You can upgrade TensorBoard to any version except 2.4.0. After the upgrade, only method 1 starts the new-version TensorBoard. Using other methods will still start TensorBoard 2.1.1.

Method 1

  1. Click to go to the JupyterLab development environment. The .ipynb file is automatically created.
  2. Enter the following command in the dialog box:
    %reload_ext ma_tensorboard
    %ma_tensorboard  --port {PORT} --logdir {BASE_DIR}

    Parameters:

    • port {PORT}: web service port for visualization, which defaults to 8080. If the default port 8080 is occupied, specify a port ranging from 1 to 65535.
    • logdir {BASE_DIR}: data storage path in the development environment
      • Local path of the development environment: ./work/xxx (relative path) or /home/ma-user/work/xxx (absolute path)
      • Path of the OBS parallel file system: obs://xxx/
    For example:
    # If the summary data is stored in /home/ma-user/work/ of the development environment, run the following command:
    %ma_tensorboard  --port {PORT} --logdir /home/ma-user/work/xxx 
    or
    # If the summary data is stored in the OBS parallel file system, run the following command and the development environment automatically mounts the storage path of the OBS parallel file system and reads data.
    %ma_tensorboard  --port {PORT} --logdir obs://xxx/
    Figure 2 TensorBoard page (1)

Method 2

Click to go to the TensorBoard page.

The directory /home/ma-user/work/ is read by default.

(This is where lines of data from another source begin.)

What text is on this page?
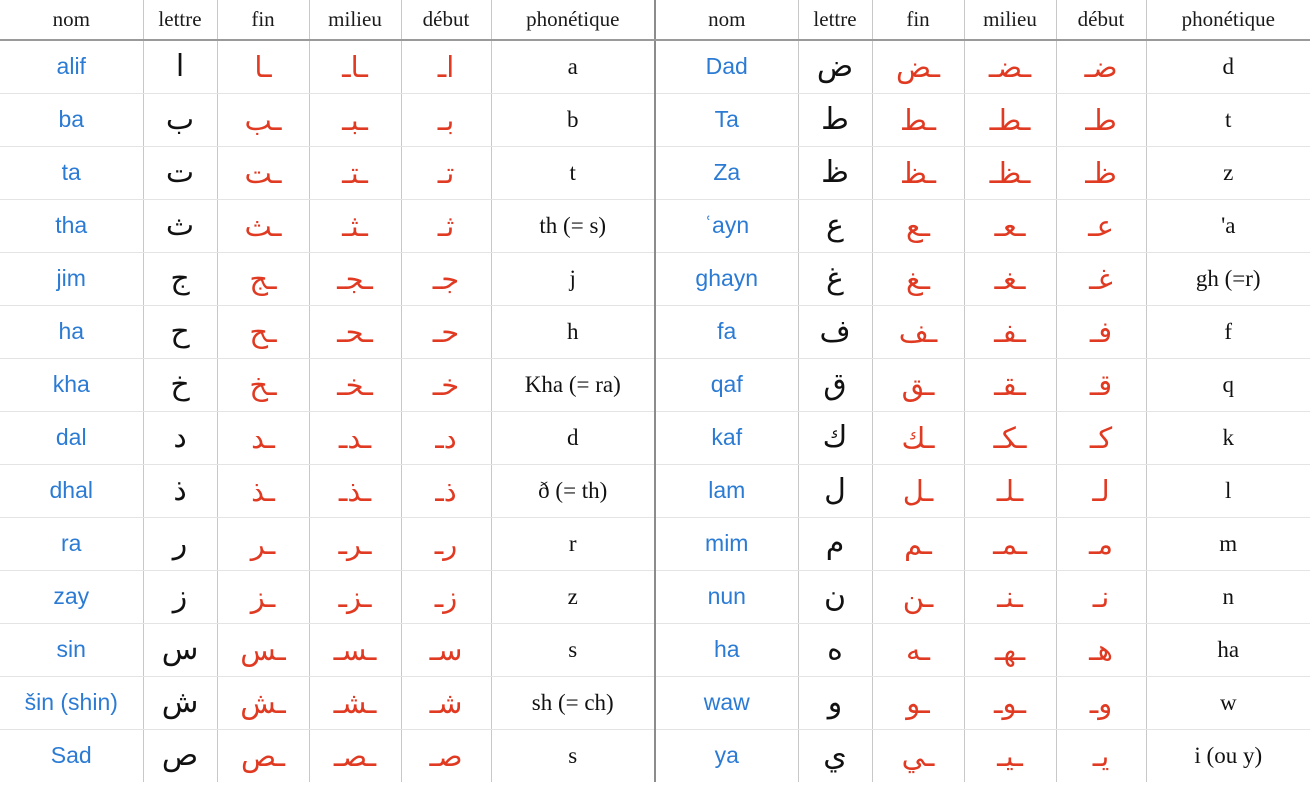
nom	lettre	fin	milieu	début	phonétique	nom	lettre	fin	milieu	début	phonétique
alif	ا	ـا	ـاـ	اـ	a	Dad	ض	ـض	ـضـ	ضـ	d
ba	ب	ـب	ـبـ	بـ	b	Ta	ط	ـط	ـطـ	طـ	t
ta	ت	ـت	ـتـ	تـ	t	Za	ظ	ـظ	ـظـ	ظـ	z
tha	ث	ـث	ـثـ	ثـ	th (= s)	ʿayn	ع	ـع	ـعـ	عـ	'a
jim	ج	ـج	ـجـ	جـ	j	ghayn	غ	ـغ	ـغـ	غـ	gh (=r)
ha	ح	ـح	ـحـ	حـ	h	fa	ف	ـف	ـفـ	فـ	f
kha	خ	ـخ	ـخـ	خـ	Kha (= ra)	qaf	ق	ـق	ـقـ	قـ	q
dal	د	ـد	ـدـ	دـ	d	kaf	ك	ـك	ـكـ	كـ	k
dhal	ذ	ـذ	ـذـ	ذـ	ð (= th)	lam	ل	ـل	ـلـ	لـ	l
ra	ر	ـر	ـرـ	رـ	r	mim	م	ـم	ـمـ	مـ	m
zay	ز	ـز	ـزـ	زـ	z	nun	ن	ـن	ـنـ	نـ	n
sin	س	ـس	ـسـ	سـ	s	ha	ه	ـه	ـهـ	هـ	ha
šin (shin)	ش	ـش	ـشـ	شـ	sh (= ch)	waw	و	ـو	ـوـ	وـ	w
Sad	ص	ـص	ـصـ	صـ	s	ya	ي	ـي	ـيـ	يـ	i (ou y)
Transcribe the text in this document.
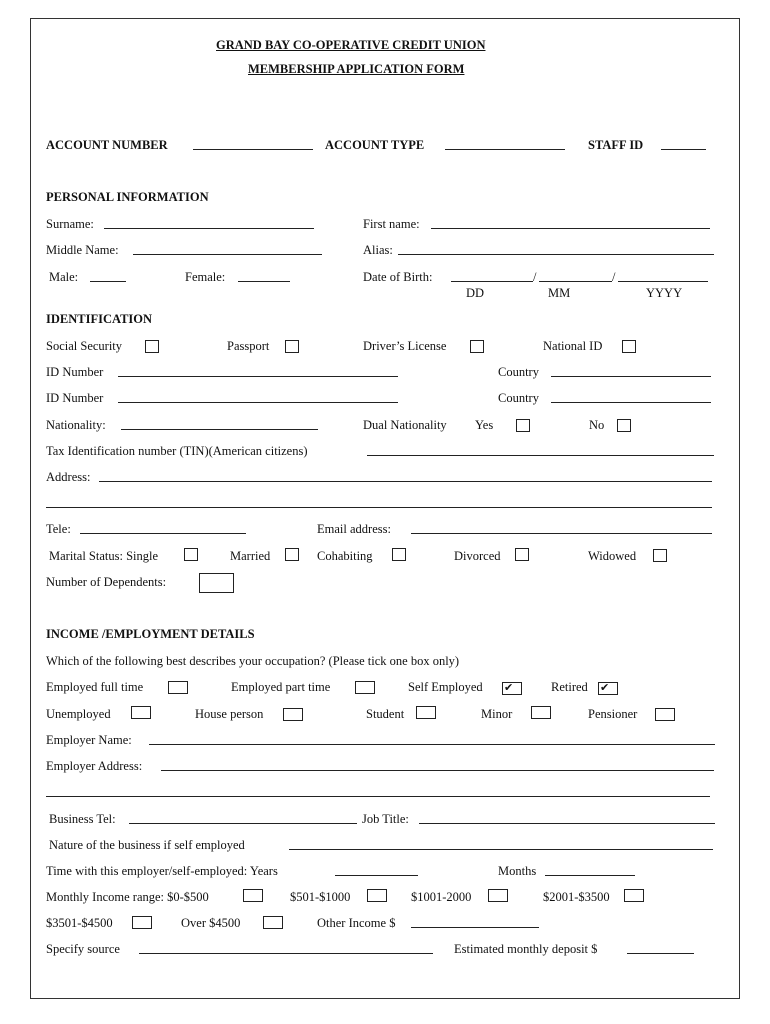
GRAND BAY CO-OPERATIVE CREDIT UNION
MEMBERSHIP APPLICATION FORM
ACCOUNT NUMBER	ACCOUNT TYPE	STAFF ID
PERSONAL INFORMATION
Surname:	First name:
Middle Name:	Alias:
Male:	Female:	Date of Birth:	/	/
DD	MM	YYYY
IDENTIFICATION
Social Security	Passport	Driver’s License	National ID
ID Number	Country
ID Number	Country
Nationality:	Dual Nationality Yes	No
Tax Identification number (TIN)(American citizens)
Address:
Tele:	Email address:
Marital Status: Single	Married	Cohabiting	Divorced	Widowed
Number of Dependents:
INCOME /EMPLOYMENT DETAILS
Which of the following best describes your occupation? (Please tick one box only)
Employed full time	Employed part time	Self Employed
✔	Retired
✔
Unemployed	House person	Student	Minor	Pensioner
Employer Name:
Employer Address:
Business Tel:	Job Title:
Nature of the business if self employed
Time with this employer/self-employed: Years	Months
Monthly Income range: $0-$500	$501-$1000	$1001-2000	$2001-$3500
$3501-$4500	Over $4500	Other Income $
Specify source	Estimated monthly deposit $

All project log names are displayed in the Runs area. You can view the logs of the target project in the Runs area on the left.

Figure 3 TensorBoard page (2)

Method 3

  1. Choose View > Activate Command Palette, enter TensorBoard in the search box, and click Create a new TensorBoard.
    Figure 4 Creating a TensorBoard instance
  2. Enter the path of the summary data you want to view or the storage path of the OBS parallel file system.
    • Local path of the development environment: ./summary (relative path) or /home/ma-user/work/summary (absolute path)
    • Path of the OBS parallel file system bucket: obs://xxx/
    Figure 5 Entering the summary data path
    Figure 6 TensorBoard page (3)

Method 4

Click and run the following command. (In this way, the UI cannot be displayed.)

tensorboard --logdir ./log 
Figure 7 Opening TensorBoard through Terminal

Step 4 View Visualized Data on the Training Dashboard

The training dashboard is important for TensorBoard visualization. The training dashboard allows for scalar visualization, image visualization, and computational graph visualization.

For more functions, see Get started with TensorBoard.

Related Operations

To stop a TensorBoard instance, perform the following steps:

  • Method 1: Enter the following command in the .ipynb file window of JupyterLab. (Obtain PID on the startup screen or using the command ps -ef | grep tensorboard.)
    !kill PID
  • Method 2: Click . The TensorBoard instance management page is displayed, which shows all started TensorBoard instances. Click SHUT DOWN next to an instance to stop it.
    Figure 8 Clicking SHUT DOWN to stop an instance
  • Method 3: Click in the following figure to close all started TensorBoard instances.
    Figure 9 Stopping all started TensorBoard instances
  • Method 4 (not recommended): Close the TensorBoard window on JupyterLab. In this case, only the visualization window is closed, but the instance is still running on the backend.